Alberta matchmaking program could help young farmers find land, not love
CBC
A networking organization for young farmers is trying to connect them with people who have land to spare in Alberta.
Young Agrarians, an organization that helps new farmers share knowledge, plans to replicate its successful B.C. land-sharing program in Alberta, matching veteran farmers with upstarts who cannot afford land of their own.
Partnering with local counties near Edmonton, the group has been holding workshops on land-linking and it published a land access guide earlier this year.
The most recent workshops drew dozens of aspiring farmers who live in cities, veteran farmers and new Canadians with farming experience in their home countries.
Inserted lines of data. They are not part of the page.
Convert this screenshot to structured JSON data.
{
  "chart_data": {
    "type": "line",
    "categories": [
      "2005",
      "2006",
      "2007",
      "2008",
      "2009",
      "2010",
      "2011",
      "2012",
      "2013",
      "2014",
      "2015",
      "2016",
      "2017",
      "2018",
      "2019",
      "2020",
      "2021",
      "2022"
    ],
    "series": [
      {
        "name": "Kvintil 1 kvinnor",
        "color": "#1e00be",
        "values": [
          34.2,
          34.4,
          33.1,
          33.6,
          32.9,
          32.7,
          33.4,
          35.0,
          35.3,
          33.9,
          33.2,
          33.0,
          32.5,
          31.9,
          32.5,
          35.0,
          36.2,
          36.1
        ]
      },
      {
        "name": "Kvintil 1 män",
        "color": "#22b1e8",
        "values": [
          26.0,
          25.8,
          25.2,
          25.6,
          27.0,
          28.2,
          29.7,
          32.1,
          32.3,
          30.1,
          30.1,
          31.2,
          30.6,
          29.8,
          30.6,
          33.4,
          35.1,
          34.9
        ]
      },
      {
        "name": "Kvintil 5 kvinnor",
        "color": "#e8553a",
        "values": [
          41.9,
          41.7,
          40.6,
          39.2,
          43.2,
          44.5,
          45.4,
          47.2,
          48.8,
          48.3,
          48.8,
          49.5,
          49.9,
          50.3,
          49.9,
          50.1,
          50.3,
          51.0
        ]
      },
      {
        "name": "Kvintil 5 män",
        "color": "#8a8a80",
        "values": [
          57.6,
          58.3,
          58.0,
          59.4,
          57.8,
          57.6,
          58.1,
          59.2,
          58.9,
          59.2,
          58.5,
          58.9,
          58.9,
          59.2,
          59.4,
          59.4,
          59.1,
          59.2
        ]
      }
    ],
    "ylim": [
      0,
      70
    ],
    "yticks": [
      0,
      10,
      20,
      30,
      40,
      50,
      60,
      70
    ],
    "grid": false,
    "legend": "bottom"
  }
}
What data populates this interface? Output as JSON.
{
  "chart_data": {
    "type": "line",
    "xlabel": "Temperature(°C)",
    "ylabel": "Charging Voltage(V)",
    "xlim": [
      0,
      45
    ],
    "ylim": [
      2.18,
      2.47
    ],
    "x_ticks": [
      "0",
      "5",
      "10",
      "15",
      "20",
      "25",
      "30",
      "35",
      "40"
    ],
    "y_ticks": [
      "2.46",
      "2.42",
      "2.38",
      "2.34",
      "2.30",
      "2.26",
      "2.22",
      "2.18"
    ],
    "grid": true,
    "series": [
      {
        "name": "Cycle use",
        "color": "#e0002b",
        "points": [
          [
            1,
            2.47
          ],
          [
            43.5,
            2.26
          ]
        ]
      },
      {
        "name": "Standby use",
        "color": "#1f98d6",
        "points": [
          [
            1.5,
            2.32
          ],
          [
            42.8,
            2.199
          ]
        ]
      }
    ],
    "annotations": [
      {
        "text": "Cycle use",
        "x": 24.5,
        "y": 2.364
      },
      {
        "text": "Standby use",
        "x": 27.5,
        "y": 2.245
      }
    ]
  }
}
The organization is trying to close the gap between land-seekers and landholders, making it easier for both groups to find each other and make mutually beneficial land agreements, whether they are leasing arrangements, cooperatives or community farms.
"It's kind of like dating," said Melisa Zapisocky, who was hired as Young Agrarians' Alberta land access coordinator this fall.
Though Young Agrarians is keen to play matchmaker, they will leave arranging agreements and contracts to lawyers and other professionals.
Zapisocky said recent statistics illustrate a "great land shift" is underway in Canada.
According to the 2016 Statistics Canada Census of Agriculture, the average age of Canadian farmers was 55 and most did not have a succession plan.
Some young or aspiring farmers are eager to enter the industry, but cannot afford land, which has become more expensive. Statistics Canada's census showed the value of land in Alberta increased 27 per cent from 2011 to 2016.
"So we have these three pieces of aging farmers, fewer people farming because farms have gotten bigger and the new generation of people that are really excited and interested in farming," Zapisocky said.
Land-sharing agreements could benefit Violet Bretin, who has a 75-acre farm in Leduc County.
She and her late-husband, Vern, started running Bio-Way Gardens in 1983, growing vegetables, fruit and flowers, which they sold at local farmers' markets.
Bretin, a spry 91-year-old woman, is not finished with farming — she plans to plant strawberries, peas, carrots, cabbage, beets, beans, corn and cucumbers next year, as well as tend to her gardens — but she wants to share two-acre parcels of land with young people.